By far the simplest and most straightforward way to iterate in C is at runtime, using an array:
int [] y = { 0, 1, 4 };
for(int i = 0; i < sizeof(y)/sizeof(int); ++i) {
printf("%d\n", y[i]);
}
If you want, you can hide the printf using a function:
inline void print_int(int* y, int i) { print_int(y[i]); }
int [] y = { 0, 1, 4 };
for(int i = 0; i < sizeof(y)/4; ++i) print_int(y, i);
And going further with functions:
inline void print_int(int x) { printf("%d\n", x); }
inline void print_int(int* y, int i) { print_int(y[i]); }
inline void print_ints(int * y, int n)
{
for(int i = 0; i < n; ++i)
print_int(y, i);
}
template<int n> // C++
inline void print_ints(const int[n] & y) { print_ints(&y[0], n); }
int [] y = { 0, 1, 4 };
print_ints(y); // C++
// or in C:
print_ints(y, sizeof(y)/sizeof(int));
Now, what if you absolutely want the generated code to look like solution 3. ? This means you need the iteration to happen at compile-time. Tricky!
That's where the preprocessor can come into play. There are (hacky) ways to make it do this kind of things. I strongly recommend not implementing this yourself (except to play), but use the Boost.preprocessor library instead:
#define PRINTER(R,D, NUMBER) printf("%d\n", NUMBER);
#define NUMBERS (0, 1, 4)
BOOST_PP_LIST_FOR_EACH(PRINTER, _, BOOST_PP_TUPLE_TO_LIST(NUMBERS))
// will expand to printf("%d\n", 0); printf("%d\n", 1); printf("%d\n", 4);
Under standard C, this is not possible; during preprocessing, the compiler simply sees the identifier i as simply that - an identifier. It does not know that i is of type int, or that it's even a variable in the first place.

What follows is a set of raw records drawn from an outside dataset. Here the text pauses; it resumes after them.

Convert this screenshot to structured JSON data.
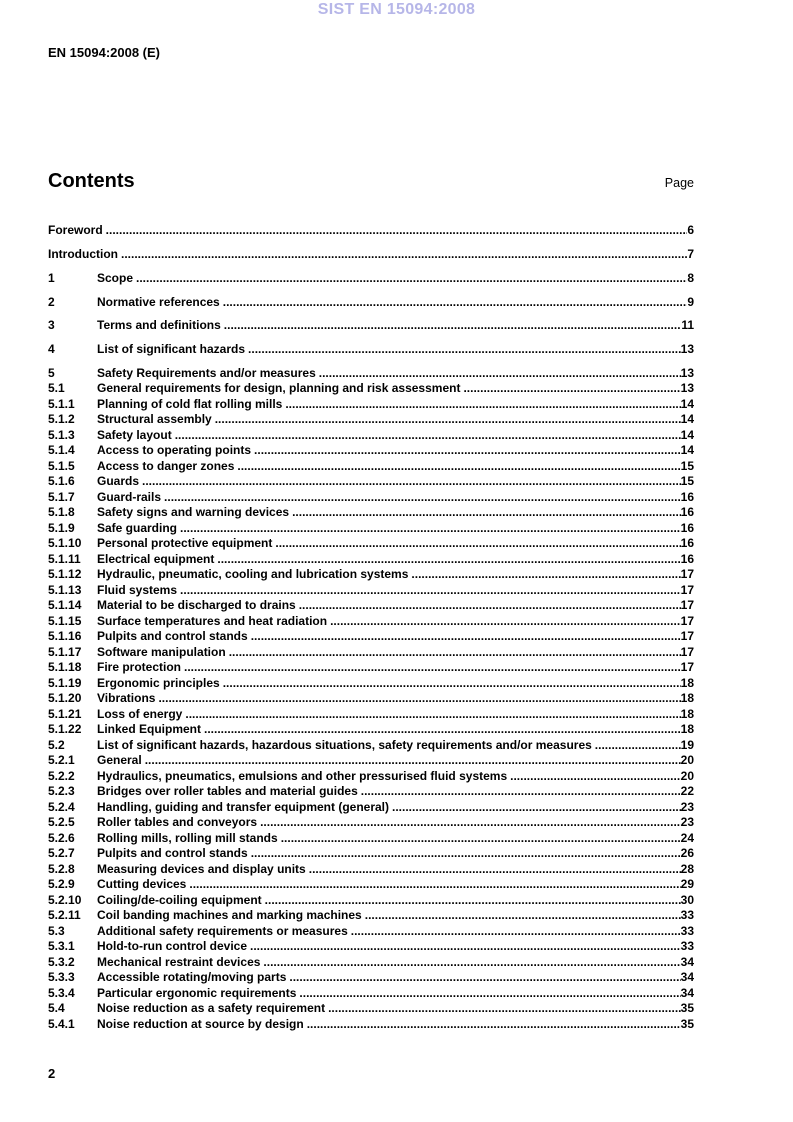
{
  "watermark": "SIST EN 15094:2008",
  "doc_ref": "EN 15094:2008 (E)",
  "contents": {
    "title": "Contents",
    "page_label": "Page"
  },
  "footer": {
    "page_number": "2"
  },
  "colors": {
    "watermark": "#b6b6e8",
    "text": "#000000"
  },
  "toc": {
    "entries": [
      {
        "num": "",
        "title": "Foreword",
        "page": "6",
        "gap": true
      },
      {
        "num": "",
        "title": "Introduction",
        "page": "7",
        "gap": true
      },
      {
        "num": "1",
        "title": "Scope",
        "page": "8",
        "gap": true
      },
      {
        "num": "2",
        "title": "Normative references",
        "page": "9",
        "gap": true
      },
      {
        "num": "3",
        "title": "Terms and definitions",
        "page": "11",
        "gap": true
      },
      {
        "num": "4",
        "title": "List of significant hazards",
        "page": "13",
        "gap": true
      },
      {
        "num": "5",
        "title": "Safety Requirements and/or measures",
        "page": "13",
        "gap": true
      },
      {
        "num": "5.1",
        "title": "General requirements for design, planning and risk assessment",
        "page": "13"
      },
      {
        "num": "5.1.1",
        "title": "Planning of cold flat rolling mills",
        "page": "14"
      },
      {
        "num": "5.1.2",
        "title": "Structural assembly",
        "page": "14"
      },
      {
        "num": "5.1.3",
        "title": "Safety layout",
        "page": "14"
      },
      {
        "num": "5.1.4",
        "title": "Access to operating points",
        "page": "14"
      },
      {
        "num": "5.1.5",
        "title": "Access to danger zones",
        "page": "15"
      },
      {
        "num": "5.1.6",
        "title": "Guards",
        "page": "15"
      },
      {
        "num": "5.1.7",
        "title": "Guard-rails",
        "page": "16"
      },
      {
        "num": "5.1.8",
        "title": "Safety signs and warning devices",
        "page": "16"
      },
      {
        "num": "5.1.9",
        "title": "Safe guarding",
        "page": "16"
      },
      {
        "num": "5.1.10",
        "title": "Personal protective equipment",
        "page": "16"
      },
      {
        "num": "5.1.11",
        "title": "Electrical equipment",
        "page": "16"
      },
      {
        "num": "5.1.12",
        "title": "Hydraulic, pneumatic, cooling and lubrication systems",
        "page": "17"
      },
      {
        "num": "5.1.13",
        "title": "Fluid systems",
        "page": "17"
      },
      {
        "num": "5.1.14",
        "title": "Material to be discharged to drains",
        "page": "17"
      },
      {
        "num": "5.1.15",
        "title": "Surface temperatures and heat radiation",
        "page": "17"
      },
      {
        "num": "5.1.16",
        "title": "Pulpits and control stands",
        "page": "17"
      },
      {
        "num": "5.1.17",
        "title": "Software manipulation",
        "page": "17"
      },
      {
        "num": "5.1.18",
        "title": "Fire protection",
        "page": "17"
      },
      {
        "num": "5.1.19",
        "title": "Ergonomic principles",
        "page": "18"
      },
      {
        "num": "5.1.20",
        "title": "Vibrations",
        "page": "18"
      },
      {
        "num": "5.1.21",
        "title": "Loss of energy",
        "page": "18"
      },
      {
        "num": "5.1.22",
        "title": "Linked Equipment",
        "page": "18"
      },
      {
        "num": "5.2",
        "title": "List of significant hazards, hazardous situations, safety requirements and/or measures",
        "page": "19"
      },
      {
        "num": "5.2.1",
        "title": "General",
        "page": "20"
      },
      {
        "num": "5.2.2",
        "title": "Hydraulics, pneumatics, emulsions and other pressurised fluid systems",
        "page": "20"
      },
      {
        "num": "5.2.3",
        "title": "Bridges over roller tables and material guides",
        "page": "22"
      },
      {
        "num": "5.2.4",
        "title": "Handling, guiding and transfer equipment (general)",
        "page": "23"
      },
      {
        "num": "5.2.5",
        "title": "Roller tables and conveyors",
        "page": "23"
      },
      {
        "num": "5.2.6",
        "title": "Rolling mills, rolling mill stands",
        "page": "24"
      },
      {
        "num": "5.2.7",
        "title": "Pulpits and control stands",
        "page": "26"
      },
      {
        "num": "5.2.8",
        "title": "Measuring devices and display units",
        "page": "28"
      },
      {
        "num": "5.2.9",
        "title": "Cutting devices",
        "page": "29"
      },
      {
        "num": "5.2.10",
        "title": "Coiling/de-coiling equipment",
        "page": "30"
      },
      {
        "num": "5.2.11",
        "title": "Coil banding machines and marking machines",
        "page": "33"
      },
      {
        "num": "5.3",
        "title": "Additional safety requirements or measures",
        "page": "33"
      },
      {
        "num": "5.3.1",
        "title": "Hold-to-run control device",
        "page": "33"
      },
      {
        "num": "5.3.2",
        "title": "Mechanical restraint devices",
        "page": "34"
      },
      {
        "num": "5.3.3",
        "title": "Accessible rotating/moving parts",
        "page": "34"
      },
      {
        "num": "5.3.4",
        "title": "Particular ergonomic requirements",
        "page": "34"
      },
      {
        "num": "5.4",
        "title": "Noise reduction as a safety requirement",
        "page": "35"
      },
      {
        "num": "5.4.1",
        "title": "Noise reduction at source by design",
        "page": "35"
      }
    ]
  }
}
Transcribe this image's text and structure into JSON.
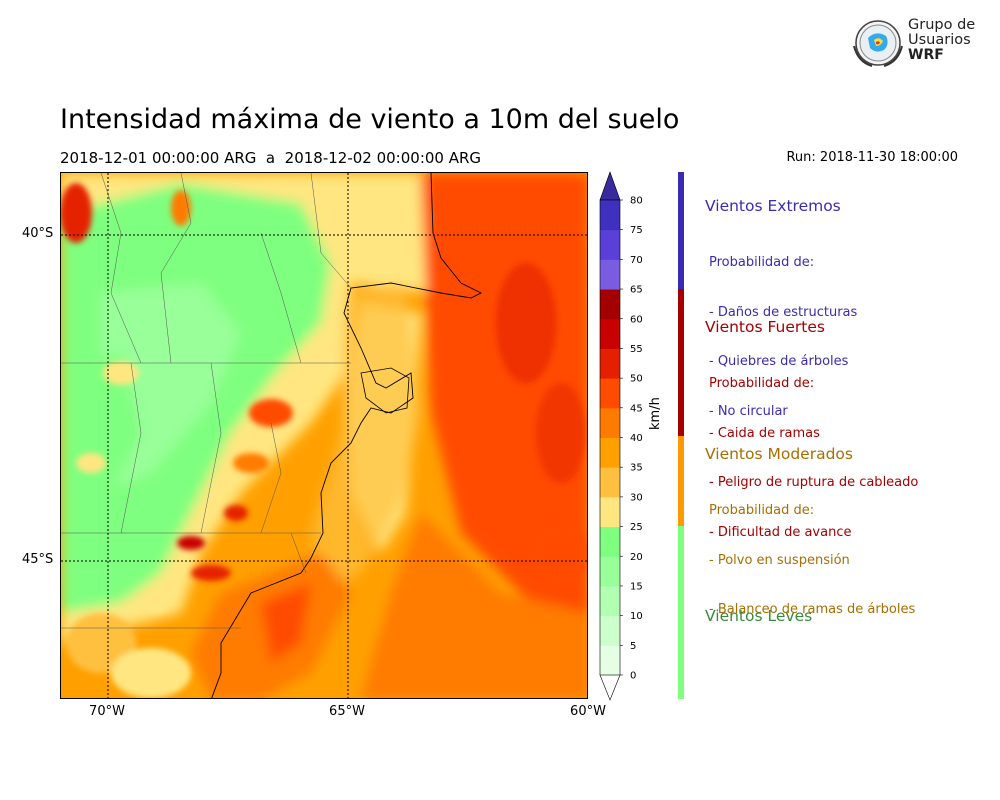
{
  "header": {
    "title": "Intensidad máxima de viento a 10m del suelo",
    "period": "2018-12-01 00:00:00 ARG  a  2018-12-02 00:00:00 ARG",
    "run": "Run: 2018-11-30 18:00:00"
  },
  "logo": {
    "line1": "Grupo de",
    "line2": "Usuarios",
    "line3": "WRF"
  },
  "map": {
    "lat_labels": [
      "40°S",
      "45°S"
    ],
    "lon_labels": [
      "70°W",
      "65°W",
      "60°W"
    ],
    "extent": {
      "lon": [
        -71,
        -60
      ],
      "lat": [
        -48.0,
        -39.0
      ]
    },
    "grid": true
  },
  "colorbar": {
    "units": "km/h",
    "ticks": [
      0,
      5,
      10,
      15,
      20,
      25,
      30,
      35,
      40,
      45,
      50,
      55,
      60,
      65,
      70,
      75,
      80
    ],
    "colors": [
      "#e5ffe5",
      "#ccffcc",
      "#b2ffb2",
      "#99ff99",
      "#7fff7f",
      "#ffe680",
      "#ffc040",
      "#ffa000",
      "#ff7b00",
      "#ff4c00",
      "#e52000",
      "#c80000",
      "#a50000",
      "#7a5ce0",
      "#5a40d8",
      "#4030c0"
    ],
    "extend": "both"
  },
  "categories": [
    {
      "title": "Vientos Extremos",
      "color": "#3b2bb3",
      "lines": [
        "Probabilidad de:",
        "- Daños de estructuras",
        "- Quiebres de árboles",
        "- No circular"
      ]
    },
    {
      "title": "Vientos Fuertes",
      "color": "#a50000",
      "lines": [
        "Probabilidad de:",
        "- Caida de ramas",
        "- Peligro de ruptura de cableado",
        "- Dificultad de avance"
      ]
    },
    {
      "title": "Vientos Moderados",
      "color": "#a86e00",
      "lines": [
        "Probabilidad de:",
        "- Polvo en suspensión",
        "- Balanceo de ramas de árboles"
      ]
    },
    {
      "title": "Vientos Leves",
      "color": "#3a8a3a",
      "lines": []
    }
  ],
  "riskbar_colors": [
    "#3b2bb3",
    "#a50000",
    "#ff9900",
    "#7fff7f"
  ]
}
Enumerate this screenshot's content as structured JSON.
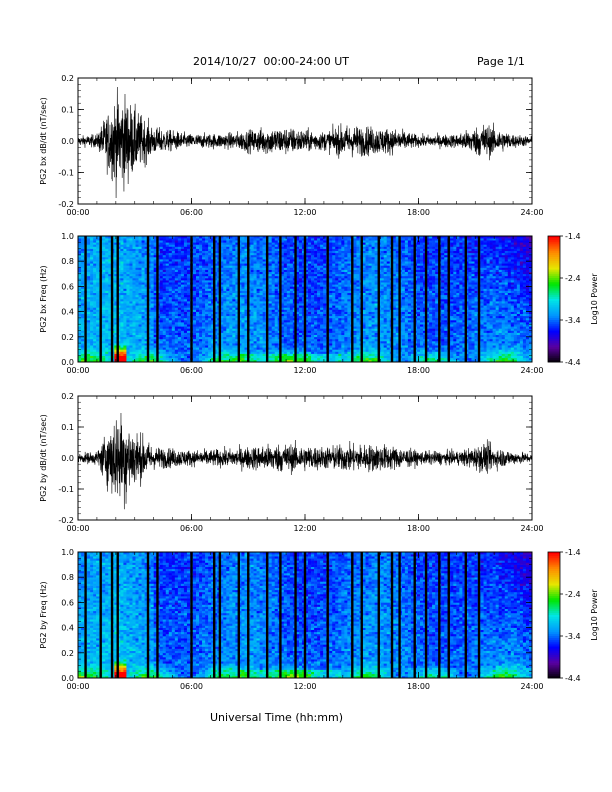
{
  "header": {
    "date_range": "2014/10/27  00:00-24:00 UT",
    "page": "Page 1/1"
  },
  "xaxis": {
    "title": "Universal Time (hh:mm)",
    "ticks": [
      "00:00",
      "06:00",
      "12:00",
      "18:00",
      "24:00"
    ]
  },
  "colorbar": {
    "label": "Log10 Power",
    "ticks": [
      "-1.4",
      "-2.4",
      "-3.4",
      "-4.4"
    ],
    "range": [
      -4.4,
      -1.4
    ],
    "colormap": [
      "#000000",
      "#5a00a0",
      "#0000ff",
      "#0096ff",
      "#00e6e6",
      "#00e600",
      "#e6e600",
      "#ff8c00",
      "#ff0000"
    ]
  },
  "chart_data": [
    {
      "type": "line",
      "panel": "bx-waveform",
      "ylabel": "PG2 bx dB/dt (nT/sec)",
      "xlim": [
        0,
        24
      ],
      "ylim": [
        -0.2,
        0.2
      ],
      "yticks": [
        "0.2",
        "0.1",
        "0.0",
        "-0.1",
        "-0.2"
      ],
      "envelope_hours": [
        0,
        1,
        2,
        2.5,
        3,
        4,
        6,
        8,
        10,
        11,
        13,
        14,
        16,
        17,
        18,
        20,
        21,
        21.5,
        22,
        23,
        24
      ],
      "envelope_amplitude": [
        0.02,
        0.03,
        0.2,
        0.2,
        0.14,
        0.06,
        0.03,
        0.035,
        0.06,
        0.06,
        0.04,
        0.07,
        0.06,
        0.05,
        0.025,
        0.03,
        0.06,
        0.08,
        0.06,
        0.03,
        0.02
      ]
    },
    {
      "type": "heatmap",
      "panel": "bx-spectrogram",
      "ylabel": "PG2 bx Freq (Hz)",
      "xlim": [
        0,
        24
      ],
      "ylim": [
        0,
        1.0
      ],
      "yticks": [
        "1.0",
        "0.8",
        "0.6",
        "0.4",
        "0.2",
        "0.0"
      ],
      "gap_hours": [
        0.4,
        1.2,
        1.8,
        2.1,
        3.7,
        4.2,
        6.0,
        7.2,
        7.5,
        8.5,
        9.0,
        10.0,
        10.7,
        11.5,
        12.0,
        13.2,
        14.5,
        15.0,
        15.9,
        16.6,
        17.0,
        17.8,
        18.4,
        19.1,
        19.6,
        20.5,
        21.2
      ]
    },
    {
      "type": "line",
      "panel": "by-waveform",
      "ylabel": "PG2 by dB/dt (nT/sec)",
      "xlim": [
        0,
        24
      ],
      "ylim": [
        -0.2,
        0.2
      ],
      "yticks": [
        "0.2",
        "0.1",
        "0.0",
        "-0.1",
        "-0.2"
      ],
      "envelope_hours": [
        0,
        1,
        2,
        2.5,
        3,
        4,
        6,
        8,
        10,
        11,
        13,
        14,
        16,
        17,
        18,
        20,
        21,
        21.5,
        22,
        23,
        24
      ],
      "envelope_amplitude": [
        0.02,
        0.03,
        0.2,
        0.2,
        0.13,
        0.05,
        0.035,
        0.04,
        0.06,
        0.065,
        0.05,
        0.06,
        0.06,
        0.05,
        0.03,
        0.03,
        0.05,
        0.07,
        0.05,
        0.03,
        0.02
      ]
    },
    {
      "type": "heatmap",
      "panel": "by-spectrogram",
      "ylabel": "PG2 by Freq (Hz)",
      "xlim": [
        0,
        24
      ],
      "ylim": [
        0,
        1.0
      ],
      "yticks": [
        "1.0",
        "0.8",
        "0.6",
        "0.4",
        "0.2",
        "0.0"
      ],
      "gap_hours": [
        0.4,
        1.2,
        1.8,
        2.1,
        3.7,
        4.2,
        6.0,
        7.2,
        7.5,
        8.5,
        9.0,
        10.0,
        10.7,
        11.5,
        12.0,
        13.2,
        14.5,
        15.0,
        15.9,
        16.6,
        17.0,
        17.8,
        18.4,
        19.1,
        19.6,
        20.5,
        21.2
      ]
    }
  ]
}
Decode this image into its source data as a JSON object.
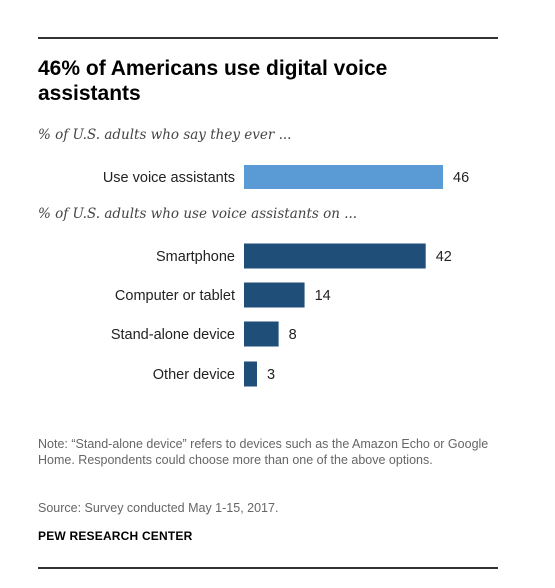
{
  "title": "46% of Americans use digital voice assistants",
  "subtitle_1": "% of U.S. adults who say they ever ...",
  "subtitle_2": "% of U.S. adults who use voice assistants on ...",
  "note": "Note: “Stand-alone device” refers to devices such as the Amazon Echo or Google Home. Respondents could choose more than one of the above options.",
  "source": "Source: Survey conducted May 1-15, 2017.",
  "credit": "PEW RESEARCH CENTER",
  "colors": {
    "light_bar": "#5b9bd5",
    "dark_bar": "#1f4e79"
  },
  "chart_data": [
    {
      "type": "bar",
      "orientation": "horizontal",
      "title": "% of U.S. adults who say they ever ...",
      "categories": [
        "Use voice assistants"
      ],
      "values": [
        46
      ],
      "unit": "%"
    },
    {
      "type": "bar",
      "orientation": "horizontal",
      "title": "% of U.S. adults who use voice assistants on ...",
      "categories": [
        "Smartphone",
        "Computer or tablet",
        "Stand-alone device",
        "Other device"
      ],
      "values": [
        42,
        14,
        8,
        3
      ],
      "unit": "%"
    }
  ]
}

The easiest way to achieve what's intended is to use an array, like so:
int i;
int y[] = { 0, 1, 4 };
for (i = 0; i < 3; i++) // NOTE: arrays in C start at index 0, not 1
{
printf("%d \n", y[i]);
}
Also note that I got rid of the macro, as you want to use the value of a runtime variable i to select another runtime variable.